Other students, such as Lauren Downing, don’t agree with that sentiment.
“There’s always going to be that kind of Internet drama,” said Downing, junior in commercial art. “I don’t particularly like it.”
Downing says that she believes the trend is already overdone and childish. She also said it reminded her too much of high school.
“Unfortunately, pages like these are becoming pretty common,” said Chris Kelly, associate vice president of university marketing and communication. “We monitor social media pretty closely, so we were aware of it shortly after it became live.”
Kelly says he wants to stress the fact that Pitt State Confessions is in no way affiliated with the university.
He added that pages like it, and like the short-lived “PSU Secret Admirers” and “PSU Burn Book” are not encouraged by the university.
He says that he believes that the official university social media platforms are the true reflection of PSU.
“We work very hard to tell the story of Pittsburg State,” Kelly said. “I’m confident that no one would confuse these parody pages with official university accounts.” 
Downing agrees.
“I think that all universities have negative things like this but I don’t think it’ll affect the school too much,” Downing said. “Wherever you go there’s going to be that kind of talk.”
Some students, however, don’t agree.

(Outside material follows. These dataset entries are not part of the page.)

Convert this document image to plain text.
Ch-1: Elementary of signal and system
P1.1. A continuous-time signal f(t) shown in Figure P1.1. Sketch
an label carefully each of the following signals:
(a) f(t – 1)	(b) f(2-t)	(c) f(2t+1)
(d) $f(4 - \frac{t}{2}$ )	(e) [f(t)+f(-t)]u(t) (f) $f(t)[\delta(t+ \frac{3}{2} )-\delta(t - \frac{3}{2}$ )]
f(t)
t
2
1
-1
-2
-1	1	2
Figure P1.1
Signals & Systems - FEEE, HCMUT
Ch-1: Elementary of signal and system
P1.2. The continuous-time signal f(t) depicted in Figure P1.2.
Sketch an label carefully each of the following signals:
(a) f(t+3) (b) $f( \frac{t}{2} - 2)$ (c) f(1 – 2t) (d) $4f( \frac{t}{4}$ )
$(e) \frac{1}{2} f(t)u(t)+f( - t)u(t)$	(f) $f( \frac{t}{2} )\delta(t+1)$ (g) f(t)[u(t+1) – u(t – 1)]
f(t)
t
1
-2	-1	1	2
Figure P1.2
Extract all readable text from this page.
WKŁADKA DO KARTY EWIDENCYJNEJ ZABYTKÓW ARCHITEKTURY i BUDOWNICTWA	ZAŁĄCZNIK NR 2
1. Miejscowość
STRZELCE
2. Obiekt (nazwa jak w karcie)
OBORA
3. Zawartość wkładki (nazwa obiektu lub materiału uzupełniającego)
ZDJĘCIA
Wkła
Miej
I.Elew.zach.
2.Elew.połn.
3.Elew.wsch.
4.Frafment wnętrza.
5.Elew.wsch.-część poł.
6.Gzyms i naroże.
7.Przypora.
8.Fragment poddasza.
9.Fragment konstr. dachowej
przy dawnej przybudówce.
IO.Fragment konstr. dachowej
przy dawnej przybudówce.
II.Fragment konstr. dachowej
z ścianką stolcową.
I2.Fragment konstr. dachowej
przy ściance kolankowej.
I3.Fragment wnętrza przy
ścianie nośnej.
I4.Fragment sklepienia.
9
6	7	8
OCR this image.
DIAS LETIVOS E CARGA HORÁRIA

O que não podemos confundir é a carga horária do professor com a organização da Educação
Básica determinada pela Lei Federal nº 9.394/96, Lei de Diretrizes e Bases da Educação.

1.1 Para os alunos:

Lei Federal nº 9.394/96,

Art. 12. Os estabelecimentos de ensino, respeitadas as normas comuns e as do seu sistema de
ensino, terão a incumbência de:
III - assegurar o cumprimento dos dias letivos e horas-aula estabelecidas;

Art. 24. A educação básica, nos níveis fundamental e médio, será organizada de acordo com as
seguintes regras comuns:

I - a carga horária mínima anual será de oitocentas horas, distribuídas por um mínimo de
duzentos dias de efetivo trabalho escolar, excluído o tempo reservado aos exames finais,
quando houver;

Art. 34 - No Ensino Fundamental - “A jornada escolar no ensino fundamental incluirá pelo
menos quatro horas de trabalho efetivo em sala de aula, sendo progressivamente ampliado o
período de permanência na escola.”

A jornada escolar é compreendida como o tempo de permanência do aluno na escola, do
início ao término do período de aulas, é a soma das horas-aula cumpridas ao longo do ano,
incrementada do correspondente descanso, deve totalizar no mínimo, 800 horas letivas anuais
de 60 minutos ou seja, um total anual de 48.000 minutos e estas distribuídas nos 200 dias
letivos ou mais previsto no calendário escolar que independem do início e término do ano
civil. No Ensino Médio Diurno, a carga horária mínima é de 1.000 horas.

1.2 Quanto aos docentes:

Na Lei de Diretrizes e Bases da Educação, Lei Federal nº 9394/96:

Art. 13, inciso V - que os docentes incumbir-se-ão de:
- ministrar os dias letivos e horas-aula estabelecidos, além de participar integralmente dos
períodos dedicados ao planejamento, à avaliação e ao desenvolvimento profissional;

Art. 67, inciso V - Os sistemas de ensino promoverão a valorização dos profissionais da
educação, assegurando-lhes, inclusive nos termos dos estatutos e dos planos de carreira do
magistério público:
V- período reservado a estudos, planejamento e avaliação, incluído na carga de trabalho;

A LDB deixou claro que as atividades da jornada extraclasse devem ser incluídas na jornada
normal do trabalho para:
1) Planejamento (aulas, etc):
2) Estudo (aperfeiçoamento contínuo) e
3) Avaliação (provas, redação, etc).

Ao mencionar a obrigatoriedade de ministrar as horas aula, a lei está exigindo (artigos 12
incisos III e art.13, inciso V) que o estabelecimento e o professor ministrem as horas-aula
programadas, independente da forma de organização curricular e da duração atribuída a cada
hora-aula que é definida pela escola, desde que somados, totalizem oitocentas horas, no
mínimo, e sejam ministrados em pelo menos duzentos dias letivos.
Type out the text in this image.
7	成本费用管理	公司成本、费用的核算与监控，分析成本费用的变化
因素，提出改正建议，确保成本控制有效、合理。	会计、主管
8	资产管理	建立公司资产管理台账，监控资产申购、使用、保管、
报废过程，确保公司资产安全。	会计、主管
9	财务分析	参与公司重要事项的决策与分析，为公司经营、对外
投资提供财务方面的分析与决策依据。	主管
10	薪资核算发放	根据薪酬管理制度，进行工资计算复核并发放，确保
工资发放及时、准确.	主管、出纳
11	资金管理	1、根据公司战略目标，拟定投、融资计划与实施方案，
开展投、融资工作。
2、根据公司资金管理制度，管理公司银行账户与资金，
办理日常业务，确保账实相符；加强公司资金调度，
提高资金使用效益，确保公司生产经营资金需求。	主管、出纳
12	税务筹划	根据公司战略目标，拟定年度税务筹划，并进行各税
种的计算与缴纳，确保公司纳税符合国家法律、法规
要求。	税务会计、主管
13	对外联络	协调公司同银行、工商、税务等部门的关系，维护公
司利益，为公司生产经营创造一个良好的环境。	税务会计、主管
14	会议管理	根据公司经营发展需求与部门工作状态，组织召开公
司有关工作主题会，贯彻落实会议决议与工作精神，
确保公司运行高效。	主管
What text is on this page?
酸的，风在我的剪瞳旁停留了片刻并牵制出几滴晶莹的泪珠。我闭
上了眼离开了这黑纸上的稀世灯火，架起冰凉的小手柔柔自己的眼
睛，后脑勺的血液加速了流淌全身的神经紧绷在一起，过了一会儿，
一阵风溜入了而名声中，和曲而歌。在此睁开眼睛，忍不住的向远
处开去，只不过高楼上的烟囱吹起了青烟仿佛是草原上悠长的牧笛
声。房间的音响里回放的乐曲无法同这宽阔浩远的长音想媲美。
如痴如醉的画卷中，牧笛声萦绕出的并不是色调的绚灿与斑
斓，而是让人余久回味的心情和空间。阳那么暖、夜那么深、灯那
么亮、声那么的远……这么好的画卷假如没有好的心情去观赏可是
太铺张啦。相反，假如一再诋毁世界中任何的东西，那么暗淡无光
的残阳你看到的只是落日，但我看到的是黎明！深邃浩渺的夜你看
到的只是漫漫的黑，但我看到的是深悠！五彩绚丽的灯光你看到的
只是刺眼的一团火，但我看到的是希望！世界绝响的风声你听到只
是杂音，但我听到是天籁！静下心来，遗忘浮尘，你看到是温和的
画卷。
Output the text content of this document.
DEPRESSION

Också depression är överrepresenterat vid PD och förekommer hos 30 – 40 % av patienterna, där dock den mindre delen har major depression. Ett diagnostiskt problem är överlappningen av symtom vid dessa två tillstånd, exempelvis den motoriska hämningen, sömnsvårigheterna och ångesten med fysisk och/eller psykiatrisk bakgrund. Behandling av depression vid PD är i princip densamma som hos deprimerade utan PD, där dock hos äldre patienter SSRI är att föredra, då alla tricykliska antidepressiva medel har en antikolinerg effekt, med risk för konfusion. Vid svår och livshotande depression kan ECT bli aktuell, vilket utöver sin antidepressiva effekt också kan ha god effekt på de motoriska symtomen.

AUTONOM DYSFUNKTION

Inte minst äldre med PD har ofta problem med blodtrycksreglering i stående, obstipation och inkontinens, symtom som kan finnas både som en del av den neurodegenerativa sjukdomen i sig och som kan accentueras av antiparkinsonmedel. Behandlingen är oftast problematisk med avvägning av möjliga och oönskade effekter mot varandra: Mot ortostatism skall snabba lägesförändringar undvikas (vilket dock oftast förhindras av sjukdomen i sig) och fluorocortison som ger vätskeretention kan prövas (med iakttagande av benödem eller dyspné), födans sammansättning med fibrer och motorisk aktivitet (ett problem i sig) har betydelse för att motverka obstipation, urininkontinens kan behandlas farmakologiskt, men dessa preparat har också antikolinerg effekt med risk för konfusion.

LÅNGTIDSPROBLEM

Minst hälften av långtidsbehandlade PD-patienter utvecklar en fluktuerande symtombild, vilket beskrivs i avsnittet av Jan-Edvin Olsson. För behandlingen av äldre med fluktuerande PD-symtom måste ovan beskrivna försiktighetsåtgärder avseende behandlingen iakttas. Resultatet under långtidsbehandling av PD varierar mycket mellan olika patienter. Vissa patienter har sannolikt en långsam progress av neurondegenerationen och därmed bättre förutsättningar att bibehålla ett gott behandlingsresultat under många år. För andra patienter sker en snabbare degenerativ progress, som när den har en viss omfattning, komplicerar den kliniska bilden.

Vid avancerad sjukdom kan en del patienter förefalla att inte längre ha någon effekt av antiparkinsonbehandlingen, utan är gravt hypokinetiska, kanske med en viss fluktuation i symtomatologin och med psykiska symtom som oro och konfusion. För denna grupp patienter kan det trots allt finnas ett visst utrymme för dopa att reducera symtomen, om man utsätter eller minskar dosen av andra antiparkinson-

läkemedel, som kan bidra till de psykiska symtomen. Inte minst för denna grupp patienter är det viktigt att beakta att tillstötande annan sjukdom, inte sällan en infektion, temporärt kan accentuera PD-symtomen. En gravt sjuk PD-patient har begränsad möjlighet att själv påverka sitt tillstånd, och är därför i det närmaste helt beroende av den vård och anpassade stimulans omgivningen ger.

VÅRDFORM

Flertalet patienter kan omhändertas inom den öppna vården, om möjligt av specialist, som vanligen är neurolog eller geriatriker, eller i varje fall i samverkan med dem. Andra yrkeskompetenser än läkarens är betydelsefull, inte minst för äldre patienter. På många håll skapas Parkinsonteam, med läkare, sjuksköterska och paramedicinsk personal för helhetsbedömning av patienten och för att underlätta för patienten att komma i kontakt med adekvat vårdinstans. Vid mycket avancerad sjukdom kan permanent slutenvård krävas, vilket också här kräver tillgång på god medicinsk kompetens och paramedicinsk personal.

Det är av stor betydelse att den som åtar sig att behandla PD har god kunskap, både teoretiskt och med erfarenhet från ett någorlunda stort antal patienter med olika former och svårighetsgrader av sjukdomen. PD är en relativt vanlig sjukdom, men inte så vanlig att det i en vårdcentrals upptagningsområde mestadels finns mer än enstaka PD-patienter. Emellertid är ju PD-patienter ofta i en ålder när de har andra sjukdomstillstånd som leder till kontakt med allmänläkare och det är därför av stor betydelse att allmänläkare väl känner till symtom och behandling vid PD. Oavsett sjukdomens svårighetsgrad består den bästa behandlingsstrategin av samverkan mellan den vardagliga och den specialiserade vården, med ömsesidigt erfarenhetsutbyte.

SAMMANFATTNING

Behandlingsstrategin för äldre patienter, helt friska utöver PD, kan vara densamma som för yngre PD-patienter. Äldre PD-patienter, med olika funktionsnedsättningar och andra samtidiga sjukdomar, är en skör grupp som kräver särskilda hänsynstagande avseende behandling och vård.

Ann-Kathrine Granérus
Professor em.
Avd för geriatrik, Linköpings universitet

They say that they believe webpages that display a lack of campus maturity should be taken down completely.
“All that stuff is just ridiculous to me,” said Ryan Taylor, junior in psychology, of the “Secret Admirers” Twitter account. “Some guys were saying some really inappropriate stuff about some girls I knew and it made me pretty mad.”
Taylor added that he believes the pages make the university look terrible and that they could possibly cause prospective students to overlook the university when searching for colleges to attend.
“It’s embarrassing,” Taylor said. “You’ve got kids in high school who might not come… It looks pretty bad on the students who got here.”
Taylor’s opinion isn’t an unpopular one.
“Social media doesn’t always bring out the best in people,” said Keeston Terry, junior in physical education. “I don’t really see the point of the Confessions thing, but if it’s anonymous, there’s nothing you can really do about it.